Bombardier a fait « un excellent boulot pour amener le programme là où il se trouve aujourd’hui, y compris concernant la chaîne de fournisseurs », a dit le directeur financier d’Airbus, Harald Wilhelm.

Plan de redressement

« Ce jalon étant réalisé, tous nos efforts sont désormais axés sur la concrétisation des occasions de croissance pour l’ensemble du portefeuille et sur la réalisation des objectifs restant à atteindre dans le cadre de notre plan de redressement », a indiqué dans un communiqué le président de Bombardier, Alain Bellemare.

Selon le ministre fédéral du Développement économique, Navdeep Bains, dont le ministère a procédé à un examen de la transaction, « cet investissement bénéficiera aux Canadiens en faisant croître notre secteur de l’aérospatiale et en créant des emplois ».

Les appareils CSeries, qui occupent le créneau des avions monocouloir de 100 à 150 sièges, sont assemblés à Mirabel, où travaillent 2200 personnes. La chaîne d’approvisionnement implique une constellation d’entreprises, dont beaucoup de PME québécoises.

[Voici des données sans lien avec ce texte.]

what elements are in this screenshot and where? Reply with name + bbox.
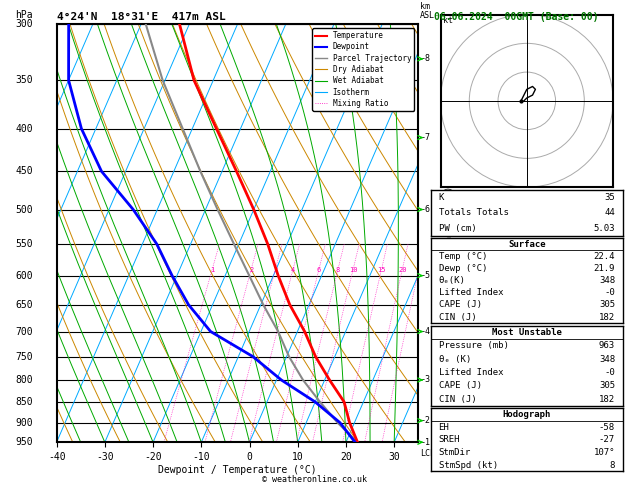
Text: -58: -58 bbox=[599, 423, 615, 432]
Text: -2: -2 bbox=[420, 416, 430, 425]
Text: 2: 2 bbox=[249, 266, 253, 273]
Text: CAPE (J): CAPE (J) bbox=[438, 381, 482, 390]
Text: -0: -0 bbox=[604, 368, 615, 377]
Text: 8: 8 bbox=[610, 461, 615, 469]
Text: 500: 500 bbox=[16, 205, 33, 214]
Text: 348: 348 bbox=[599, 276, 615, 285]
Text: 300: 300 bbox=[16, 19, 33, 29]
Text: 182: 182 bbox=[599, 312, 615, 322]
Text: -3: -3 bbox=[420, 376, 430, 384]
Text: 750: 750 bbox=[16, 351, 33, 362]
Text: CIN (J): CIN (J) bbox=[438, 395, 476, 404]
Text: 950: 950 bbox=[16, 437, 33, 447]
Text: 650: 650 bbox=[16, 300, 33, 310]
Text: 600: 600 bbox=[16, 271, 33, 280]
Text: 400: 400 bbox=[16, 123, 33, 134]
Text: 305: 305 bbox=[599, 300, 615, 310]
Text: PW (cm): PW (cm) bbox=[438, 224, 476, 232]
Text: hPa: hPa bbox=[16, 10, 33, 20]
Text: 450: 450 bbox=[16, 166, 33, 176]
Text: 15: 15 bbox=[377, 266, 386, 273]
Text: Surface: Surface bbox=[508, 240, 545, 249]
Text: kt: kt bbox=[443, 16, 454, 25]
Text: 22.4: 22.4 bbox=[594, 252, 615, 261]
Text: Hodograph: Hodograph bbox=[503, 410, 551, 419]
Text: 107°: 107° bbox=[594, 448, 615, 457]
Text: -27: -27 bbox=[599, 435, 615, 444]
Text: 4: 4 bbox=[291, 266, 295, 273]
Text: 1: 1 bbox=[210, 266, 214, 273]
Text: Lifted Index: Lifted Index bbox=[438, 288, 503, 297]
Text: -5: -5 bbox=[420, 271, 430, 280]
Text: 8: 8 bbox=[336, 266, 340, 273]
Text: 5.03: 5.03 bbox=[594, 224, 615, 232]
Text: 350: 350 bbox=[16, 75, 33, 85]
Text: Temp (°C): Temp (°C) bbox=[438, 252, 487, 261]
Text: LCL: LCL bbox=[420, 449, 435, 457]
Text: 800: 800 bbox=[16, 375, 33, 385]
Text: 44: 44 bbox=[604, 208, 615, 217]
Text: 305: 305 bbox=[599, 381, 615, 390]
Text: -7: -7 bbox=[420, 133, 430, 142]
Text: 3: 3 bbox=[273, 266, 277, 273]
Text: -6: -6 bbox=[420, 205, 430, 214]
Text: -1: -1 bbox=[420, 438, 430, 447]
Text: 21.9: 21.9 bbox=[594, 264, 615, 273]
Text: Most Unstable: Most Unstable bbox=[492, 328, 562, 337]
Text: 348: 348 bbox=[599, 354, 615, 364]
Text: Mixing Ratio (g/kg): Mixing Ratio (g/kg) bbox=[445, 186, 454, 281]
Text: CIN (J): CIN (J) bbox=[438, 312, 476, 322]
Text: SREH: SREH bbox=[438, 435, 460, 444]
Text: 06.06.2024  00GMT (Base: 00): 06.06.2024 00GMT (Base: 00) bbox=[434, 12, 599, 22]
Text: 6: 6 bbox=[317, 266, 321, 273]
Text: -4: -4 bbox=[420, 327, 430, 336]
Text: 10: 10 bbox=[349, 266, 357, 273]
Text: EH: EH bbox=[438, 423, 449, 432]
X-axis label: Dewpoint / Temperature (°C): Dewpoint / Temperature (°C) bbox=[158, 465, 317, 475]
Text: 963: 963 bbox=[599, 341, 615, 350]
Text: 700: 700 bbox=[16, 327, 33, 336]
Text: CAPE (J): CAPE (J) bbox=[438, 300, 482, 310]
Text: 35: 35 bbox=[604, 193, 615, 202]
Text: Lifted Index: Lifted Index bbox=[438, 368, 503, 377]
Text: -0: -0 bbox=[604, 288, 615, 297]
Text: -8: -8 bbox=[420, 54, 430, 63]
Text: θₑ (K): θₑ (K) bbox=[438, 354, 470, 364]
Legend: Temperature, Dewpoint, Parcel Trajectory, Dry Adiabat, Wet Adiabat, Isotherm, Mi: Temperature, Dewpoint, Parcel Trajectory… bbox=[312, 28, 415, 111]
Text: 900: 900 bbox=[16, 417, 33, 428]
Text: 550: 550 bbox=[16, 239, 33, 249]
Text: 20: 20 bbox=[398, 266, 406, 273]
Text: θₑ(K): θₑ(K) bbox=[438, 276, 465, 285]
Text: Totals Totals: Totals Totals bbox=[438, 208, 508, 217]
Text: 4°24'N  18°31'E  417m ASL: 4°24'N 18°31'E 417m ASL bbox=[57, 12, 225, 22]
Text: StmSpd (kt): StmSpd (kt) bbox=[438, 461, 498, 469]
Text: km
ASL: km ASL bbox=[420, 2, 435, 20]
Text: 182: 182 bbox=[599, 395, 615, 404]
Text: StmDir: StmDir bbox=[438, 448, 470, 457]
Text: 850: 850 bbox=[16, 397, 33, 407]
Text: K: K bbox=[438, 193, 444, 202]
Text: © weatheronline.co.uk: © weatheronline.co.uk bbox=[262, 474, 367, 484]
Text: Pressure (mb): Pressure (mb) bbox=[438, 341, 508, 350]
Text: Dewp (°C): Dewp (°C) bbox=[438, 264, 487, 273]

Invité à chiffrer l’effort qu’Airbus cherche à faire du côté des coûts, M. Wilhelm a refusé de s’avancer dans les détails en précisant que les fournisseurs n’apprécieraient probablement pas ce genre de commentaires en public. La recherche constante d’économies qu’Airbus a appliquée à ses appareils A320, tant dans la fabrication de pièces que dans les achats, sera importée à Mirabel, a-t-il dit.

4,88 $
La valeur de l’action de Bombardier à la Bourse de Toronto vendredi

La décision de Bombardier de céder à Airbus son programme a été annoncée au moment où l’entreprise faisait face à la menace de sanctions douanières extrêmement sévères à la frontière américaine. Les droits ont finalement été invalidés par un tribunal commercial à Washington.

Airbus n’a pas eu à verser d’argent pour prendre le contrôle du programme, mais offre sa force de commercialisation de même que son service après-vente. Au début du mois de mai, l’entreprise a indiqué que 200 personnes travaillaient déjà à l’intégration des sociétés.

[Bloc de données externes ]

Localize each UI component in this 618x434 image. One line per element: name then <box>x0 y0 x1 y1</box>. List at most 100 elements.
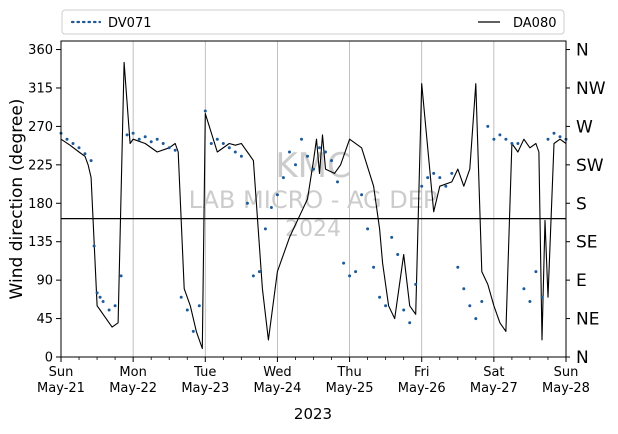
x-tick-label-day: Wed <box>263 365 291 380</box>
data-point-dv071 <box>330 159 333 163</box>
watermark: KMC LAB MICRO - AG DEP 2024 <box>189 146 438 242</box>
data-point-dv071 <box>438 176 442 180</box>
data-point-dv071 <box>408 321 412 325</box>
data-point-dv071 <box>209 142 213 145</box>
x-tick-label-date: May-25 <box>326 381 374 396</box>
x-axis-title: 2023 <box>294 405 332 423</box>
x-tick-label-day: Sat <box>483 365 504 380</box>
data-point-dv071 <box>450 171 454 175</box>
x-tick-label-date: May-24 <box>253 381 301 396</box>
data-point-dv071 <box>269 206 273 209</box>
y-axis: 0 45 90 135 180 225 270 315 360 <box>28 43 61 366</box>
y-axis-title: Wind direction (degree) <box>7 99 27 300</box>
data-point-dv071 <box>251 274 255 278</box>
data-point-dv071 <box>378 295 382 299</box>
data-point-dv071 <box>522 287 526 291</box>
data-point-dv071 <box>510 142 514 145</box>
data-point-dv071 <box>492 137 496 141</box>
data-point-dv071 <box>474 317 478 321</box>
data-point-dv071 <box>161 142 165 145</box>
data-point-dv071 <box>288 150 291 154</box>
data-point-dv071 <box>233 150 237 154</box>
data-point-dv071 <box>294 163 297 167</box>
compass-label: NE <box>576 310 599 330</box>
data-point-dv071 <box>528 300 532 303</box>
data-point-dv071 <box>312 167 315 171</box>
data-point-dv071 <box>426 176 430 180</box>
compass-label: N <box>576 348 589 368</box>
y-tick-label: 225 <box>28 158 53 173</box>
x-axis: SunMay-21MonMay-22TueMay-23WedMay-24ThuM… <box>37 357 590 396</box>
data-point-dv071 <box>348 274 352 278</box>
data-point-dv071 <box>414 282 418 286</box>
data-point-dv071 <box>420 184 424 188</box>
x-tick-label-date: May-23 <box>181 381 229 396</box>
data-point-dv071 <box>203 109 207 113</box>
compass-label: N <box>576 41 589 61</box>
data-point-dv071 <box>456 265 460 269</box>
series-line-da080 <box>60 61 567 350</box>
data-point-dv071 <box>89 159 93 163</box>
x-tick-label-date: May-26 <box>398 381 446 396</box>
data-point-dv071 <box>179 295 183 299</box>
compass-label: E <box>576 271 587 291</box>
compass-label: SW <box>576 156 604 176</box>
legend: DV071 DA080 <box>61 9 565 35</box>
data-point-dv071 <box>432 171 436 175</box>
data-point-dv071 <box>92 244 96 248</box>
data-point-dv071 <box>342 261 346 265</box>
data-point-dv071 <box>384 304 388 308</box>
y-tick-label: 45 <box>36 312 53 327</box>
data-point-dv071 <box>504 137 508 141</box>
data-point-dv071 <box>83 152 87 156</box>
data-point-dv071 <box>95 291 99 295</box>
data-point-dv071 <box>65 137 69 141</box>
data-point-dv071 <box>480 300 484 303</box>
x-tick-label-day: Thu <box>336 365 361 380</box>
data-point-dv071 <box>444 184 448 188</box>
data-point-dv071 <box>185 308 189 312</box>
data-point-dv071 <box>396 253 400 256</box>
legend-label-dv071: DV071 <box>108 16 152 31</box>
data-point-dv071 <box>354 270 358 274</box>
data-point-dv071 <box>300 137 303 141</box>
data-point-dv071 <box>540 295 544 299</box>
compass-label: S <box>576 194 587 214</box>
x-tick-label-day: Tue <box>193 365 216 380</box>
watermark-line-2: LAB MICRO - AG DEP <box>189 186 438 214</box>
data-point-dv071 <box>167 146 171 150</box>
data-point-dv071 <box>534 270 538 274</box>
data-point-dv071 <box>239 154 243 158</box>
y-tick-label: 135 <box>28 235 53 250</box>
x-tick-label-day: Sun <box>49 365 74 380</box>
y-tick-label: 90 <box>36 274 53 289</box>
y-tick-label: 270 <box>28 120 53 135</box>
data-point-dv071 <box>257 270 261 274</box>
x-tick-label-date: May-28 <box>542 381 590 396</box>
data-point-dv071 <box>227 146 231 150</box>
legend-box <box>61 9 565 35</box>
y-tick-label: 360 <box>28 43 53 58</box>
y-tick-label: 180 <box>28 197 53 212</box>
data-point-dv071 <box>155 137 159 141</box>
data-point-dv071 <box>366 227 370 231</box>
data-point-dv071 <box>275 193 279 197</box>
x-tick-label-day: Sun <box>554 365 579 380</box>
watermark-line-3: 2024 <box>285 217 341 242</box>
data-point-dv071 <box>149 140 153 144</box>
data-point-dv071 <box>101 300 105 303</box>
data-point-dv071 <box>546 137 550 141</box>
data-point-dv071 <box>402 308 406 312</box>
x-tick-label-day: Fri <box>414 365 430 380</box>
data-point-dv071 <box>119 274 123 278</box>
x-tick-label-date: May-21 <box>37 381 85 396</box>
data-point-dv071 <box>245 201 249 205</box>
compass-label: SE <box>576 233 598 253</box>
data-point-dv071 <box>71 142 75 145</box>
data-point-dv071 <box>125 133 129 137</box>
x-tick-label-date: May-22 <box>109 381 157 396</box>
data-point-dv071 <box>318 146 321 150</box>
data-point-dv071 <box>558 135 562 139</box>
data-point-dv071 <box>263 227 267 231</box>
data-point-dv071 <box>215 137 219 141</box>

L’entente prévoit qu’en cas de déficit du programme, Bombardier pourrait lui verser jusqu’à 225 millions pendant la deuxième moitié de 2018. L’entreprise a affirmé jeudi que cette somme pourrait atteindre 350 millions en 2019, et « jusqu’à un montant total maximum de 350 millions au cours des deux années suivantes ».

La construction d’une chaîne de montage en Alabama, un plan présenté à l’automne 2017 comme une façon de contourner d’éventuels tarifs américains sur des avions importés, ne commencera qu’en 2019, a indiqué Airbus. Les livraisons aux clients américains, dont Delta fait déjà partie, débuteront en 2020.

La chaîne de montage principale du programme sera à Mirabel, a réitéré Airbus.

L’action de Bombardier a reculé de 0,8 %, à 4,88 $, à la Bourse de Toronto.